Jazzy's debut pictures are up ! YAY. I musta been so patient for these damn pictures but hey, they are fuckin cuuuute. Okaay so anyways, I hate that I have my moody times. I hate that I push people away. I guess it's just cus I never really had anything so forsure that i'm afraid to lose it ? I become bitter and mean, stubborn and hardheaded. I guess you could say that. I hate that I have a fuckin menstrual cycle and I have to go through this "thinkin too much" bullshit. But whatevssssssss. I have those superpeople who put up wid me, thank god. Cus honestly, i dont know how they do it. Today, I didnt do a daaaamn thing. Allllll I practically did, was stay home, clean clean clean like the cinderella type that I am ! And all that nice shit. I have a million songs stuck in my head. It's my serious, unrelying addiction that I seriously cant get rid of. If I could be anything in this world, I'd be a music note. NO LIE. Hahaha, okaay nevermind that was gay as fuck. But I cant help it if I love music. I even love my doggy mochi. Cus when I sing to her, she listens, sits on my laugh, and stares at me. I love her so much, we took her to taco bell wid us, and even walmart ! People mighta stared a couple times but who caaares. I've been craving candy for some reason. And my favorite candy in the whole wide world WAS NOT there at the store earlier. I was utterlly disappointed.

I swear tho, there is a sick virus goin around cus everyone and their fathers are gettin sick. And it is no joke. Even my poor bestfriend Denny thas in mormonville right now is sick, nooooo ! It traveled like the, what did he say ? "The sisterhood of the travelin pants" or someshit ? Hahah, that was hella gay Denny and I hope you're readin this. Okaay so I'm 18 years old. It is mid-september and I am already writing my christmas list. WHO CARES, kill me now, and screw yourself. Tahaaaa. And I totally cant wait for my f21 package to come through cus I hella love the hat that I bought. Muahahaha. I love shoppin online cus it allows me to sit and home and disclude the aching pain I get from walkin around at the mall.

Mannnnnnnnnnnn, I wish I went to schoo this semester. I wish I had REAL parents to take care of me, instead of a mom that only cares for herself. I wish I didnt havta fully support myself, but I'm 18 now. I have to. So in that case, schoo isnt in my vocabulary til January and work has me workin like a businesswoman even tho I hate hate hate it. I miss schoo and I miss having homework. I miss those times when people call me and I'll be like, "I'll call you back later ! I'm doin my homework !" Damnit. Now when they call, I have to make up an excuse, like i'm using the ladies room or something. Whatever, this blog is long. For absolutely, NO REASON and it is 3am.

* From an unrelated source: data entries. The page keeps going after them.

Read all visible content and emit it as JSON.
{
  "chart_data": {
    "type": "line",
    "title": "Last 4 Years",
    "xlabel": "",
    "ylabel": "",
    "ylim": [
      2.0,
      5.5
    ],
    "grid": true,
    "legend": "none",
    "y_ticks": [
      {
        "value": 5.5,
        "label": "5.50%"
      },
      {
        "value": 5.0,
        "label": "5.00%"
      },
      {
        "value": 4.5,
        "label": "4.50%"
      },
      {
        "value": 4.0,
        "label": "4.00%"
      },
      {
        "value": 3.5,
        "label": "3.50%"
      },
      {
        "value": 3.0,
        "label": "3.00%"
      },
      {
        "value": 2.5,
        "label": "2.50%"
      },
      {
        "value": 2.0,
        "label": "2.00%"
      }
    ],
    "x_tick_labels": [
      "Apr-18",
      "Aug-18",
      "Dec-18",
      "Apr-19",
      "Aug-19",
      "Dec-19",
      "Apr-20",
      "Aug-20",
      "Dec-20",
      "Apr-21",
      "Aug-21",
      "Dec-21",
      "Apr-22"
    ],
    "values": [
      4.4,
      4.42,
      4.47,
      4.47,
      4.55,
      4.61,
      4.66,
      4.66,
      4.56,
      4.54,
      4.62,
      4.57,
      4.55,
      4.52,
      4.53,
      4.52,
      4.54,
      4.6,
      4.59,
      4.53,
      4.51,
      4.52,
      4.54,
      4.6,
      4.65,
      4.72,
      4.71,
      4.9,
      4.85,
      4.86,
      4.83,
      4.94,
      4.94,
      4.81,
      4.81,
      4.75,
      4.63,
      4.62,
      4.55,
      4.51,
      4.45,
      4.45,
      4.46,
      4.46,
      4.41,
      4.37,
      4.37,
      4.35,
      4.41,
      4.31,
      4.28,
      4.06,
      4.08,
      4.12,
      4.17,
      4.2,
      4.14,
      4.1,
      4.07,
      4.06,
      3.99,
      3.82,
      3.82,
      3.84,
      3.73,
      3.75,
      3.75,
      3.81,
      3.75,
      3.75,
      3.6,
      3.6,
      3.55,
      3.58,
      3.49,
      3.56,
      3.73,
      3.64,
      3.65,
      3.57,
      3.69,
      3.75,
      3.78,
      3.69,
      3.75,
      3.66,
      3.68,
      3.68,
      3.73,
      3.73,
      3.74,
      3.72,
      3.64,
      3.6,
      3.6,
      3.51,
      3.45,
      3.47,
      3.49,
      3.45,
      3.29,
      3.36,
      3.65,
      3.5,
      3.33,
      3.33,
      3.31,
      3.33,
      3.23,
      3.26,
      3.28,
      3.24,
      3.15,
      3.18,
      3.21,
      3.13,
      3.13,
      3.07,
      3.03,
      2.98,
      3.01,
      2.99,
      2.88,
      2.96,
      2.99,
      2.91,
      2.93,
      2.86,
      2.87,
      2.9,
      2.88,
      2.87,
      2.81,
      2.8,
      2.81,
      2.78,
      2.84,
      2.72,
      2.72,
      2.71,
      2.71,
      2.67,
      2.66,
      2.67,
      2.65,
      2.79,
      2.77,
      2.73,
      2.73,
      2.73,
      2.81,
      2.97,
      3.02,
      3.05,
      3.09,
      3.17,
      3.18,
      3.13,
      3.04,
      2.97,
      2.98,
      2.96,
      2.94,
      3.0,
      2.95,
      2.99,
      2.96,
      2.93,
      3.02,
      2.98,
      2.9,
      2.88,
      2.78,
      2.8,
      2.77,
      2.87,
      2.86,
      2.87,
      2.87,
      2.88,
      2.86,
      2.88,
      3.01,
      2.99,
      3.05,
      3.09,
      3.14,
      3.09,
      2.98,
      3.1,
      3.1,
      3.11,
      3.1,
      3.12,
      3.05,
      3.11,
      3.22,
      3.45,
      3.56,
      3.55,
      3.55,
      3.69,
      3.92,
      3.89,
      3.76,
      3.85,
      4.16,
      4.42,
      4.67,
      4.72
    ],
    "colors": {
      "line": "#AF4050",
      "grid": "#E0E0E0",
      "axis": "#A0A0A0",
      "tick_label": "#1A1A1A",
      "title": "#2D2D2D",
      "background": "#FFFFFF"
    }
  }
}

PS- I love you Brian Smith. Even tho we're not official. Just know that I hate that I cant truly say that you're my boyfriend cus we're "fixin" things right ? Dont give up on me no matter how confusing I am and how frustrated you get wid me. I know I may be young but my love for you is growin each day no matter what. Even tho we have our times, dont let me go. And no matter what joke I tend to make up that prolly has you thinkin i'm talkin to another guy, dont believe it. I say that shit to get a reaction, which is wrong. Just know that I love you. Okaay ?

1:49AM

There is somethin wrong when i'm up this late and everyone else is sleeping AND there is no food at my house. BOOOOOOOOOOO. I got music tacked in my mind like i'm on drugs, but damn I cant say I dont love it. I needa new playlist tho. Waaaaaaaahhhhhhhhh !

PS- I love online shopping. Package arriving this weekend, woooooo ! (: goodnight lovaas.